Hukuman Bagi Anggota TNI AU Penendang Ibu-ibu

M Nurhadi

Rabu, 26 April 2023 | 15:47 WIB
Hukuman Bagi Anggota TNI AU Penendang Ibu-ibu
Detasemen Pertahanan Udara atau Denhanud 471 Pasgat mendatangi kediaman Sri Dewi Kemuning, seorang wanita pengendara motor yang ditendang oleh Praka ANG pada Selasa (25/4/2023). [Ist]

Suara.com - Masyarakat Indonesia tampaknya harus mendengar lebih banyak lagi berita kekerasan atau penganiayaan yang dilakukan aparatur negara atau keluarganya. Kali ini viral seorang anggota TNI AU yang tendang ibu-ibu sehingga mesti menjalani hukuman etik. Saat ini pelaku berinisial Prajurit Kepala (Praka) ANG ini sudah ditahan di Pusat Polisi Militer (Puspom) TNI AU. 

Kisah ini viral di Twitter lantaran ANG menendang seorang perempuan bernama Sri Dewi Kemuning (21). Peristiwa terjadi di Jalan Raya Hankam RT 001, RW 001 Jatiwarna, Pondok Melati, Bekasi, Jawa Barat. Dalam keterangan resminya, 

Kepala Dinas Penerangan TNI AU Marsekal Madya Indan Gilang Buldansyah menyatakan peristiwa bermula ketika Praka ANG pulang selepas turun jaga. Saat itu ANG berkendara di belakang motor Sri Dewi.

Namun, ketika sampai di pertigaan Jalan Raya Hankam, motor Sri Dewi mengerem mendadak sehingga Praka ANG tak sengaja menabrak motor di depan tersebut.
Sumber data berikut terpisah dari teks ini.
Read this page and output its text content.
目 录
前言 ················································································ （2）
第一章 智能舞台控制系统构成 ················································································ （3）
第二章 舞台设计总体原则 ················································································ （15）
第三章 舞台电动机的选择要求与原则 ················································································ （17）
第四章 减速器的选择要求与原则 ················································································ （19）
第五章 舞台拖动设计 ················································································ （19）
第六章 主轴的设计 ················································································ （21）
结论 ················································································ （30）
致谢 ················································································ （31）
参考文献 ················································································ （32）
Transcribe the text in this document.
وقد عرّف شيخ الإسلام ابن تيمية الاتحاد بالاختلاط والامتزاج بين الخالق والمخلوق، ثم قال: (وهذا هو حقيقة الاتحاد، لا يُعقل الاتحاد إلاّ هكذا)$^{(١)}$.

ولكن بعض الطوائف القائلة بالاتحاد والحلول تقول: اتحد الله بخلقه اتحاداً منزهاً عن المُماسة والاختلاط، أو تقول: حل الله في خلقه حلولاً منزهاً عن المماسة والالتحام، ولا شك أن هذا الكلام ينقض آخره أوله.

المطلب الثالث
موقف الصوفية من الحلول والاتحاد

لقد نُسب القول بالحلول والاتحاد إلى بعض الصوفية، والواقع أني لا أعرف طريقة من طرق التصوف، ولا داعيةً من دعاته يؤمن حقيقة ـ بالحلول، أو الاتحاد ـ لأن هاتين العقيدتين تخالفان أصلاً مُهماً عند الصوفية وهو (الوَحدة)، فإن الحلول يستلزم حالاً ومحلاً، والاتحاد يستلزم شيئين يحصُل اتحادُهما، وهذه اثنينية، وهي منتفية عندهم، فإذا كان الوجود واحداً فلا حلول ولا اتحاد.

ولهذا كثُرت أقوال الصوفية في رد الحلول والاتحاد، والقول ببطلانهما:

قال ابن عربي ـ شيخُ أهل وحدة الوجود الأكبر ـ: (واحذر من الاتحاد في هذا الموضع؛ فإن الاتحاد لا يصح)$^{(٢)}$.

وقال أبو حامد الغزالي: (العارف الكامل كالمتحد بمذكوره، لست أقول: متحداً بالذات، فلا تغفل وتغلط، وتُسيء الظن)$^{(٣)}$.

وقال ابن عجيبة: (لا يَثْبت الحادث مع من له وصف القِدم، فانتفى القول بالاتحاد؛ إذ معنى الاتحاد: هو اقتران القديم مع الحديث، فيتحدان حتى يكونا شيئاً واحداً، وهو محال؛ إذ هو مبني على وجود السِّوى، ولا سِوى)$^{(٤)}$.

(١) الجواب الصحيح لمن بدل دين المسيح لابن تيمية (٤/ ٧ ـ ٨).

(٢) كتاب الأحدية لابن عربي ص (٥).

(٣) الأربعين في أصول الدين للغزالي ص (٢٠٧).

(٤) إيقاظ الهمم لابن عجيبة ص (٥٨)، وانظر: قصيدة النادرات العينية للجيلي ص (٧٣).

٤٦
Akibatnya kedua orang ini sempat terlibat adu mulut hingga memicu tindakan penendangan oleh ANG ke bagian samping motor Sri Dewi. Walau demikian, pihak TNI dan keluarga Sri Dewi telah menyelesaikan perkara ini dengan damai dan saling memaafkan. 

Komandan Denhanud 471 Pasgat, Letkol Pas Bagus Ajar Pamungkas, disebut sudah mendatangi rumah Sri Dewi Kemuning di Pondok Ranggon untuk menyampaikan permohonan maaf. 

Hukuman Disiplin TNI

Hukuman disiplin TNI selama ini diatur dalam UU Nomor 25 Tahun 2014 tentang Hukum Disiplin Militer. Dalam aturan tersebut dijelaskan Pelanggaran Hukum Disiplin Militer adalah segala perbuatan dan/atau tindakan yang dilakukan oleh Militer yang melanggar hukum dan/atau peraturan Disiplin Militer dan/atau melakukan perbuatan yang bertentangan dengan sendi-sendi kehidupan Militer yang berdasarkan Sapta Marga dan Sumpah Prajurit.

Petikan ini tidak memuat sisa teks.